Eight of nine hitters in the Yankees starting lineup hit left-handed versus Buchholz, i.e. they were left-handed or switch hitters. Excluding the pitcher, six of the eight Phillies batters were left-handed. The game plan shouldn’t have been too different, yet Buchholz threw a number of pitches on the right side of the zone against the Yankees that he didn’t against the Phillies. You’ll note of the five, one was called a strike (incorrectly), one got a swing and miss, and the other three were put into play for hits. It’s not difficult to conclude from this that Buchholz’s command was off against New York in a way that it wasn’t against the Phillies.

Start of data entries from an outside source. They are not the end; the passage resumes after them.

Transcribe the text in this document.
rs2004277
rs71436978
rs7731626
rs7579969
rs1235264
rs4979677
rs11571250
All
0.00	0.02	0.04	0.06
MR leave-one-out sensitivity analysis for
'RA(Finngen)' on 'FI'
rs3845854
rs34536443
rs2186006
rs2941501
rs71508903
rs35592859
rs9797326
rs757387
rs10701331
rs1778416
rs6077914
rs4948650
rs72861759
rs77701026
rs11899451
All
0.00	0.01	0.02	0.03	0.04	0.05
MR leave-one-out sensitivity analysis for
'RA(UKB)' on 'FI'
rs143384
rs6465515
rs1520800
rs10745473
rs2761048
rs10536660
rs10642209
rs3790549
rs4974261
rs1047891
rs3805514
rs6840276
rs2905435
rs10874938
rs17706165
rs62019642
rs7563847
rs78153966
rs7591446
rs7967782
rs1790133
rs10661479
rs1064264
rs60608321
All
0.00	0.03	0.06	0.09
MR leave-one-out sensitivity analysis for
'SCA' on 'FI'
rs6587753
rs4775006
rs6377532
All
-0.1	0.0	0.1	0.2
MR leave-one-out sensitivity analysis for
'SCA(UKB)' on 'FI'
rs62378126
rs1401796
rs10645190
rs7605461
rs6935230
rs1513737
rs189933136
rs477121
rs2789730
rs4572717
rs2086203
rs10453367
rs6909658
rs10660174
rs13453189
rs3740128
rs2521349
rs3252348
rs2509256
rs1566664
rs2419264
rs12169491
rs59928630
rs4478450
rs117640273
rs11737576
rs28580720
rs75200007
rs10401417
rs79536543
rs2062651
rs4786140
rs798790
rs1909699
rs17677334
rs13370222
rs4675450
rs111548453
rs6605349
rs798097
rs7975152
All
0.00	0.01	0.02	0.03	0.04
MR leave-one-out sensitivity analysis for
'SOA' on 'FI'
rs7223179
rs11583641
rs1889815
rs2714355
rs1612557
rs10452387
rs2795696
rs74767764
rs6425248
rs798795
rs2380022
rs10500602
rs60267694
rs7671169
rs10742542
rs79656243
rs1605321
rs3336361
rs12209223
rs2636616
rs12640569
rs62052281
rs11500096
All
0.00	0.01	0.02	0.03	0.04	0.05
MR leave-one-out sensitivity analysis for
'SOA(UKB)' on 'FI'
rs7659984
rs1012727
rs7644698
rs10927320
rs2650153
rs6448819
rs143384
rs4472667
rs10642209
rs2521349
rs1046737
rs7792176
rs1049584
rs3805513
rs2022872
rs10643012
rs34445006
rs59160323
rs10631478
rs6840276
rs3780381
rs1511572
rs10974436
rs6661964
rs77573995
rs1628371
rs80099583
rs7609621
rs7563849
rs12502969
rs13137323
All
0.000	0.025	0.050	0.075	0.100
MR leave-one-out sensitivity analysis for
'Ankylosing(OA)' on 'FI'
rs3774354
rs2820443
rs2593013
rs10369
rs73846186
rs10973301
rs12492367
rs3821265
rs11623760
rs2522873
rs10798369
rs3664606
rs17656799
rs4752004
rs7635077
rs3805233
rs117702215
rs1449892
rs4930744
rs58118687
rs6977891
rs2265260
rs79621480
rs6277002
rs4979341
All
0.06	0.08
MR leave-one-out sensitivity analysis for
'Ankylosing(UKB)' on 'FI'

Let’s move on to movement. Buchholz got Phillies batters to swing and miss 10 times. Four of those came on the changeup, and three each on the sinker and curveball. Against New York, there were five swings and misses (on 15 fewer pitches). Four came on the sinker, and one on the fastball. Right there we can see a big difference. When Buchholz is right he gets a lot of mileage out of his changeup. He gets swings and misses, he gets weak contact, and he keeps hitters off his hard stuff. Against the Yankees the changeup wasn’t working, or at least Buchholz didn’t think it was working. According to Brooks, Buchholz only threw the changeup seven times against New York, only two of which were strikes. That could be because the movement on the changeup was different, and it was, but not by much. Against the Phillies the changeup moved 5.22 inches vertically and 7.11 inches horizontally, while against the Yankees the changeup moved 4.65 inches vertically and 6.90 inches horizontally. That’s a difference of 0.57 vertical inches and 0.21 horizontal inches. These are averages of course, but that doesn’t seem like a shockingly huge difference.

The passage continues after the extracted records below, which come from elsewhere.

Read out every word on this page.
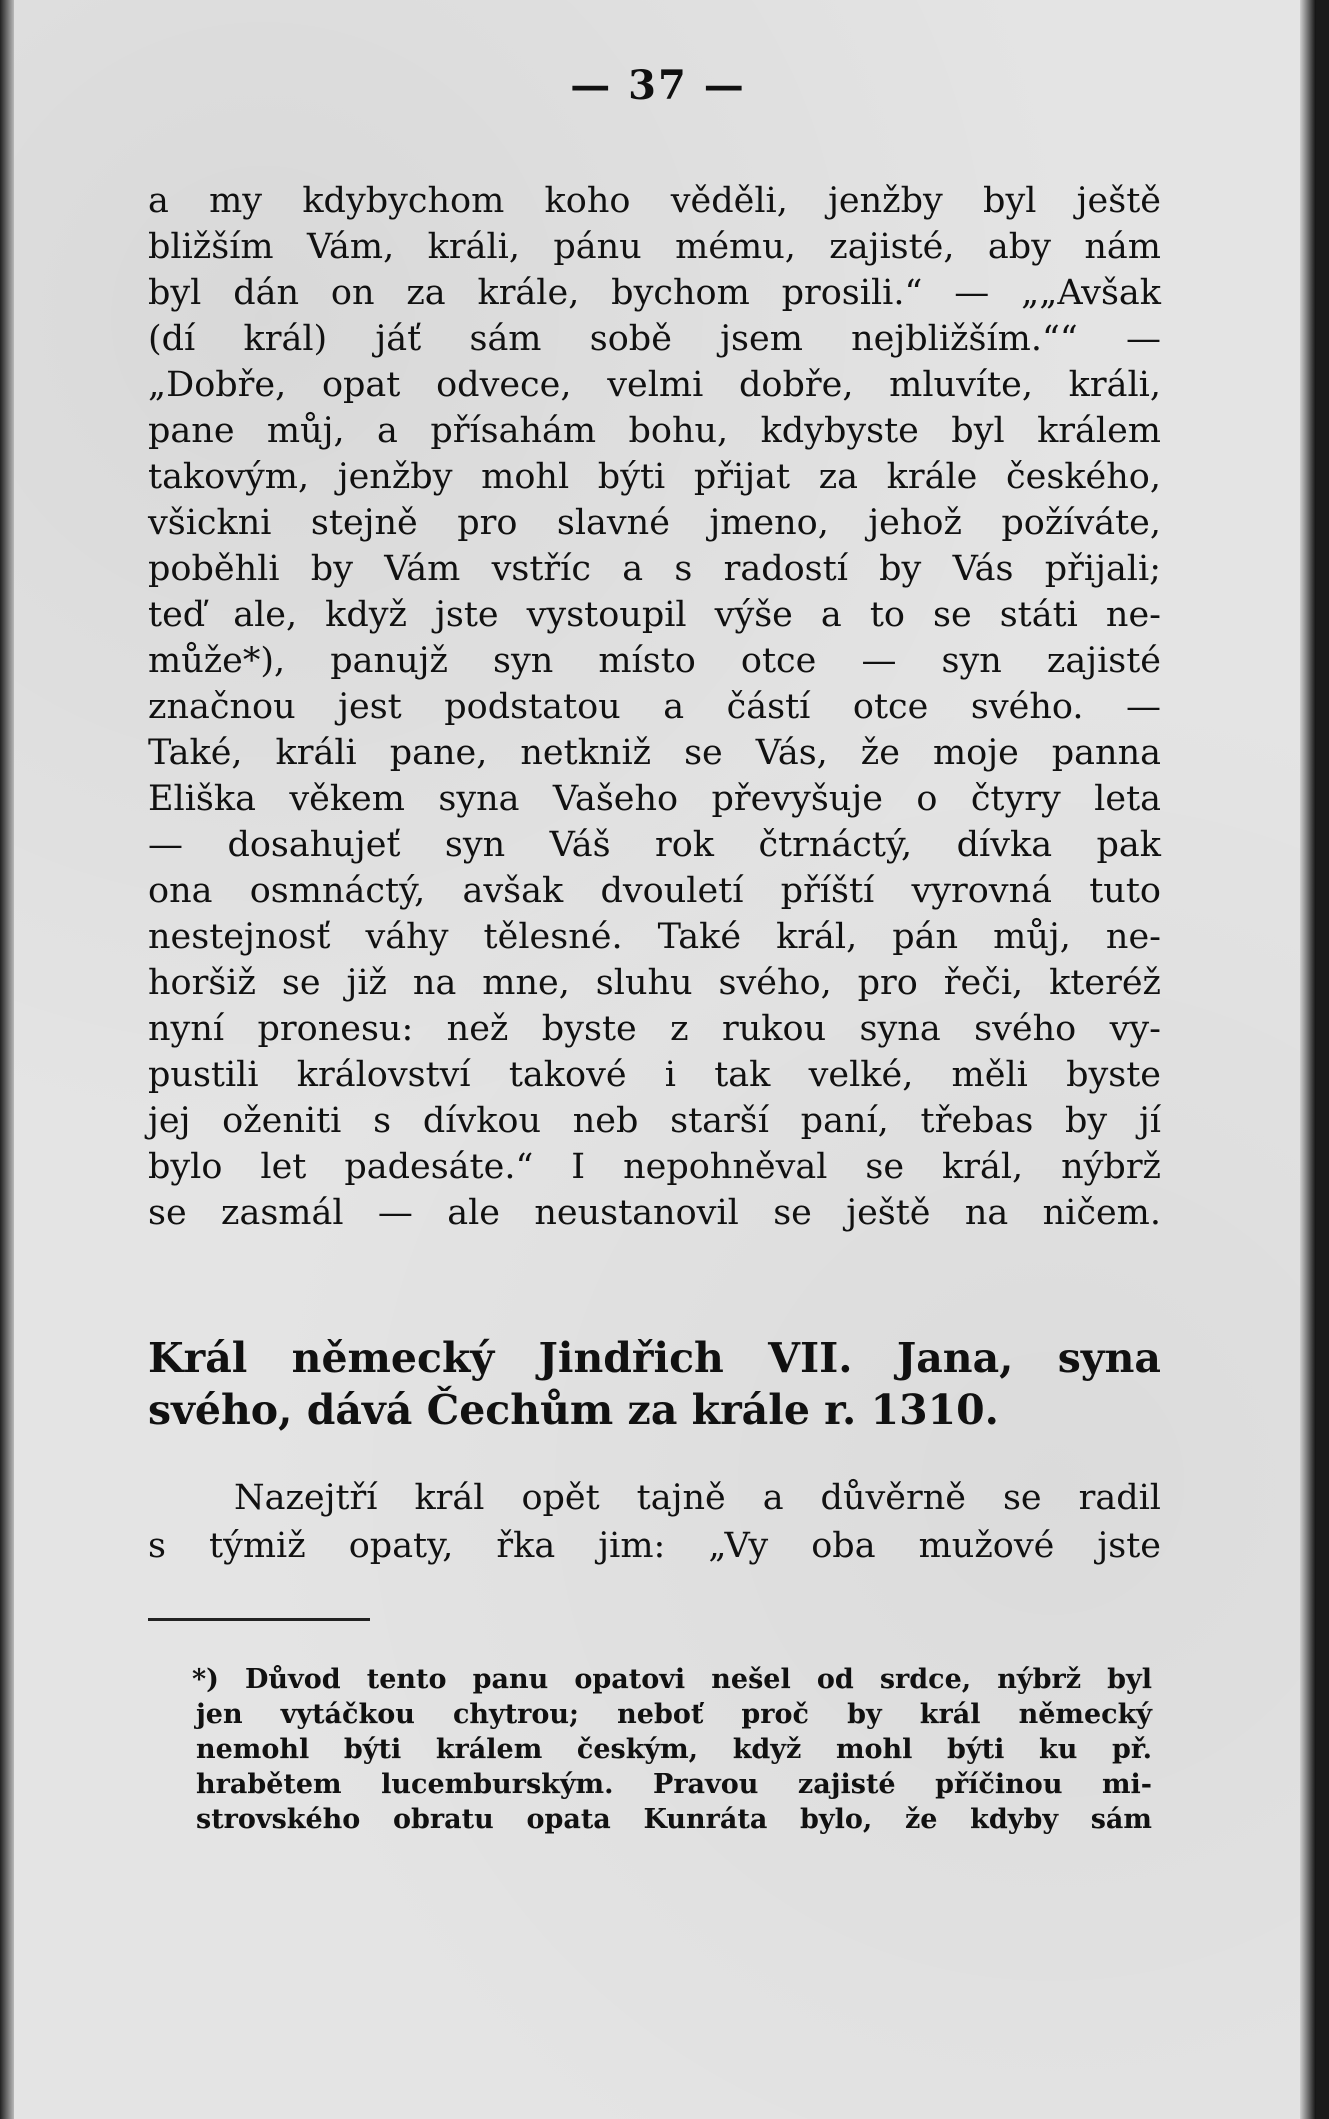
— 37 —
a my kdybychom koho věděli, jenžby byl ještě
bližším Vám, králi, pánu mému, zajisté, aby nám
byl dán on za krále, bychom prosili.“ — „„Avšak
(dí král) jáť sám sobě jsem nejbližším.““ —
„Dobře, opat odvece, velmi dobře, mluvíte, králi,
pane můj, a přísahám bohu, kdybyste byl králem
takovým, jenžby mohl býti přijat za krále českého,
všickni stejně pro slavné jmeno, jehož požíváte,
poběhli by Vám vstříc a s radostí by Vás přijali;
teď ale, když jste vystoupil výše a to se státi ne-
může*), panujž syn místo otce — syn zajisté
značnou jest podstatou a částí otce svého. —
Také, králi pane, netkniž se Vás, že moje panna
Eliška věkem syna Vašeho převyšuje o čtyry leta
— dosahujeť syn Váš rok čtrnáctý, dívka pak
ona osmnáctý, avšak dvouletí příští vyrovná tuto
nestejnosť váhy tělesné. Také král, pán můj, ne-
horšiž se již na mne, sluhu svého, pro řeči, kteréž
nyní pronesu: než byste z rukou syna svého vy-
pustili království takové i tak velké, měli byste
jej oženiti s dívkou neb starší paní, třebas by jí
bylo let padesáte.“ I nepohněval se král, nýbrž
se zasmál — ale neustanovil se ještě na ničem.
Král německý Jindřich VII. Jana, syna
svého, dává Čechům za krále r. 1310.
Nazejtří král opět tajně a důvěrně se radil
s týmiž opaty, řka jim: „Vy oba mužové jste
*) Důvod tento panu opatovi nešel od srdce, nýbrž byl
jen vytáčkou chytrou; neboť proč by král německý
nemohl býti králem českým, když mohl býti ku př.
hrabětem lucemburským. Pravou zajisté příčinou mi-
strovského obratu opata Kunráta bylo, že kdyby sám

It’s odd that a guy could look so different from year to year but it’s downright bizarre the same guy would look so different start to start.

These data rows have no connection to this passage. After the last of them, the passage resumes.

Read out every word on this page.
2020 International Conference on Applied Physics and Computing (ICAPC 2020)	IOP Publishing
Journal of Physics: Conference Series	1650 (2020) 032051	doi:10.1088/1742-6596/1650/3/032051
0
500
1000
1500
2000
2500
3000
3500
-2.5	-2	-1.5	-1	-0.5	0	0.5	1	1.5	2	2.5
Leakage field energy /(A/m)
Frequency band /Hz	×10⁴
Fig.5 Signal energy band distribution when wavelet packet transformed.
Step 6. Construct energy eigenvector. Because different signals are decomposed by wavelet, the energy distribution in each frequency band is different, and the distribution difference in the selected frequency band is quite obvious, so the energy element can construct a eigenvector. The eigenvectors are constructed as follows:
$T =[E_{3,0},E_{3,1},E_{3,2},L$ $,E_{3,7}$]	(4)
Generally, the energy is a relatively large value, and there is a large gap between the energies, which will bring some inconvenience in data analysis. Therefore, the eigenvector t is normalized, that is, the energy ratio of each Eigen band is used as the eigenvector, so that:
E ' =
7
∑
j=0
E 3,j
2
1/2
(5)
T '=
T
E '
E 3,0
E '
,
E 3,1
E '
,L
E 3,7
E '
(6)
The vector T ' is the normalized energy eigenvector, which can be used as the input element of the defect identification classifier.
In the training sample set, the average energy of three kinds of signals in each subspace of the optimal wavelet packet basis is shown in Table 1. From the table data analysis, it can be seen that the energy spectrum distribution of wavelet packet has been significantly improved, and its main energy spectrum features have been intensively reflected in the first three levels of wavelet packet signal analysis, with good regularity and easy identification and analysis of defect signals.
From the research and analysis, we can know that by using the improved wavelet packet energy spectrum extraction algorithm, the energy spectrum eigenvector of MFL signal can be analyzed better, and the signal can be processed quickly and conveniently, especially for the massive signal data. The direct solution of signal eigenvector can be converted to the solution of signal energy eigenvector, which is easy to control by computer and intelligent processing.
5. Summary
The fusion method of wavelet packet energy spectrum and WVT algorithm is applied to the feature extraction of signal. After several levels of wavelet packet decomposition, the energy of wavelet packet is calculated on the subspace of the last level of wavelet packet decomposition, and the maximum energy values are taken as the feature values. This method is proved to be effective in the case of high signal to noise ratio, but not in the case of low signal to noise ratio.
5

The biggest difference in movement came on the fastball, which (again, on average) broke 2.74 inches less horizontally (i.e. slid less) and 1.69 inches less vertically (i.e. dropped less) against New York than Philadelphia. But it was the sinker, not the fastball, that got hit around against New York. Eight of the 12 Buchholz sinkers put into play were done with no out recorded against the Yankees. The sinker was also the pitch Buchholz used far more in New York than in Philadelphia, throwing 34 of them (43 percent of his pitches) in the Bronx to 26 (28 percent) in Philadelphia.
In the end it looks like Buchholz had a bad start against New York in every sense of the word. His pitches were slower, they moved less and were more likely to stay high in the zone. Just five days earlier the same guy exhibited better pitches and better command and control of them. It’s odd that a guy could look so different from year to year but it’s downright bizarre the same guy would look so different start to start. That’s where we are with Clay Buchholz, though. It’s like growing up in a town, leaving for a day trip, and coming back to find that everything looks different. Then you go into a drug store for a soda and come out eight minutes later and everything looks like it did before you originally left. Did everything change? Which one is the real town? Which one is the real Clay Buchholz? Both, and that’s the real problem.